Page Ogden, president and CEO of the bank, said a longtime B&K officer came up with the idea of donating the property to the Children’s Home.
“We had a piece of property that we had taken over some time ago,” Ogden said. “Sandy Boyte, one of our officers, brought up the idea of giving the property to the Children’s Home.”
The fit was right, Ogden said. “It is doing good in that neighborhood,” he said.
Banks operate under the Community Reinvestment Act, which monitors how well banks take roles in community development.
The thrift store caters to people who benefit from low-cost items available in the store. The bank, then, has a role in making the community a better place.
“A better community is better for our bank,” Ogden said. “As a public company and a for-profit company, we are looking out for our shareholders, too,” he said.
The thrift store opened three weeks ago, Hungerford said. “Already we are seeing how having inexpensive items available is a service to the community,” she said.
And as sales increase at the thrift store, cash flow improves for the Children’s Home, which cares for children whose families are unable to care for them.
“When a for-sale sign went up, I inquired,” she said. “I knew we couldn’t pay more than three dollars for it, but I coveted the building.”

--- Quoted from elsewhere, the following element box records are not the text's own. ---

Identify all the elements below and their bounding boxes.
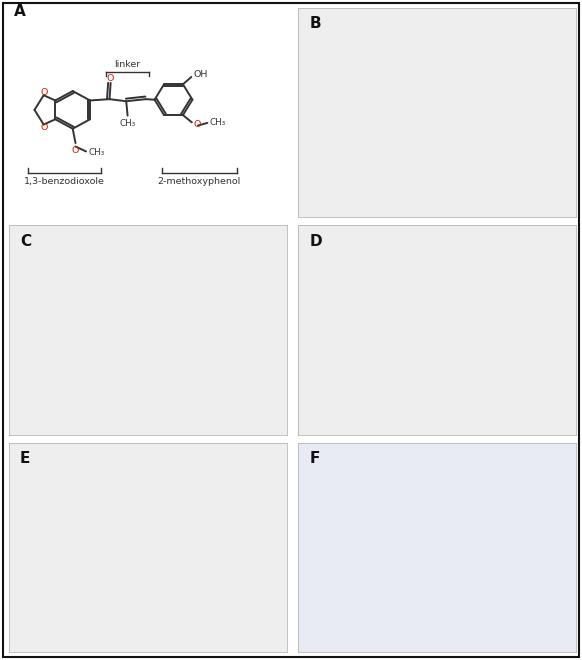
Text: A: A (14, 4, 26, 18)
Text: O: O (41, 123, 48, 131)
Text: B: B (309, 16, 321, 31)
Text: F: F (309, 451, 320, 467)
Text: CH₃: CH₃ (88, 148, 105, 157)
Text: 2-methoxyphenol: 2-methoxyphenol (158, 178, 241, 186)
Text: O: O (107, 74, 114, 82)
Text: CH₃: CH₃ (210, 118, 226, 127)
Text: CH₃: CH₃ (119, 119, 136, 128)
Text: D: D (309, 234, 322, 249)
Text: O: O (194, 120, 201, 129)
Text: O: O (72, 147, 79, 156)
Text: C: C (20, 234, 31, 249)
Text: linker: linker (115, 59, 141, 69)
Text: OH: OH (194, 70, 208, 79)
Text: 1,3-benzodioxole: 1,3-benzodioxole (24, 178, 105, 186)
Text: O: O (41, 88, 48, 97)
Text: E: E (20, 451, 30, 467)
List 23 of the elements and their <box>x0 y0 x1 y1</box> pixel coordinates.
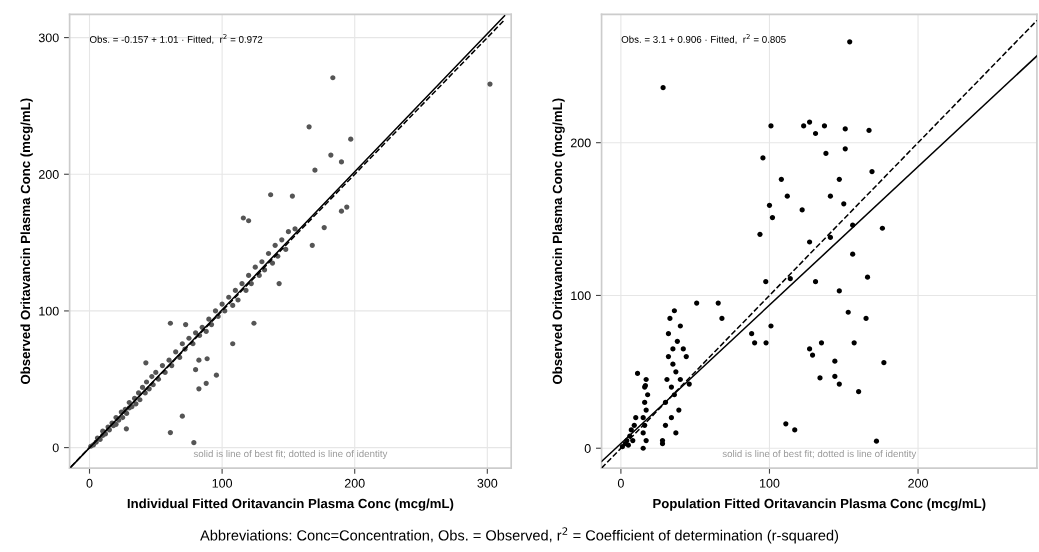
annotation: Obs. = 3.1 + 0.906 · Fitted, r$^{2}$ = 0.805 <box>621 34 786 45</box>
annotation: solid is line of best fit; dotted is line of identity <box>722 449 917 460</box>
x-axis-title: Individual Fitted Oritavancin Plasma Conc (mcg/mL) <box>127 498 454 511</box>
y-axis-title: Observed Oritavancin Plasma Conc (mcg/mL) <box>552 98 565 385</box>
y-axis-title: Observed Oritavancin Plasma Conc (mcg/mL) <box>20 98 33 385</box>
y-tick-label: 300 <box>38 33 59 43</box>
x-tick-label: 300 <box>477 478 498 488</box>
x-tick-label: 0 <box>86 478 93 488</box>
y-tick-label: 100 <box>39 306 59 316</box>
y-tick-label: 0 <box>584 444 591 453</box>
x-tick-label: 100 <box>760 478 780 488</box>
x-tick-label: 200 <box>908 478 928 488</box>
x-tick-label: 200 <box>344 478 365 488</box>
y-tick-label: 200 <box>38 170 59 179</box>
text: Abbreviations: Conc=Concentration, Obs. = Observed, r$^{2}$ = Coefficient of determination (r-squared) <box>200 527 839 544</box>
y-tick-label: 200 <box>570 138 591 148</box>
annotation: solid is line of best fit; dotted is line of identity <box>193 449 388 460</box>
x-tick-label: 0 <box>617 478 624 488</box>
y-tick-label: 100 <box>571 291 591 301</box>
x-axis-title: Population Fitted Oritavancin Plasma Conc (mcg/mL) <box>653 498 986 511</box>
annotation: Obs. = -0.157 + 1.01 · Fitted, r$^{2}$ = 0.972 <box>89 34 263 45</box>
y-tick-label: 0 <box>52 443 59 453</box>
x-tick-label: 100 <box>212 478 233 488</box>
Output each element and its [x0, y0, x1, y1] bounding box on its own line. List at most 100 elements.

The Children’s Home has had regular garage sales through the years but never a place where items could be arranged properly and under cover.
“We had continued the garage sales in the heat and cold and rain,” she said. “I looked all over town for a place for a thrift store.”
Another benefit of the thrift store is creation of two new jobs. The store is open Wednesday through Friday, 8 a.m. to 3 p.m., with Laura Warner serving as manager, assisted by Willie Wallace.
Anyone wishing to make donations to the shop may call for pickup. “We take anything but live animals,” Hungerford said. The shop number is 601-442-5669.
Dennis Stine, an owner of Stine Lumber Co., said working with nonprofits and making a difference in a community is a part of his company’s mission.
The company’s statement says that its mission is
“to provide quality building products and services at a savings to our customers. To maintain a profit which will enable company growth and employee opportunity. To instill customer and supplier trust through sound ethical standards and community involvement.”
Both management and employees become involved in the community, Stine said.
Earlier this year, he came to Natchez to spend a day working on a Habitat for Humanity house.
“But I’m small compared to many in our company who are doing hands-on work at nonprofits on a regular basis,” he said.
Still, he sets an example, serving on boards of eight different nonprofits. “We encourage that involvement in every way,” he said. “It’s part of our message at Stine.”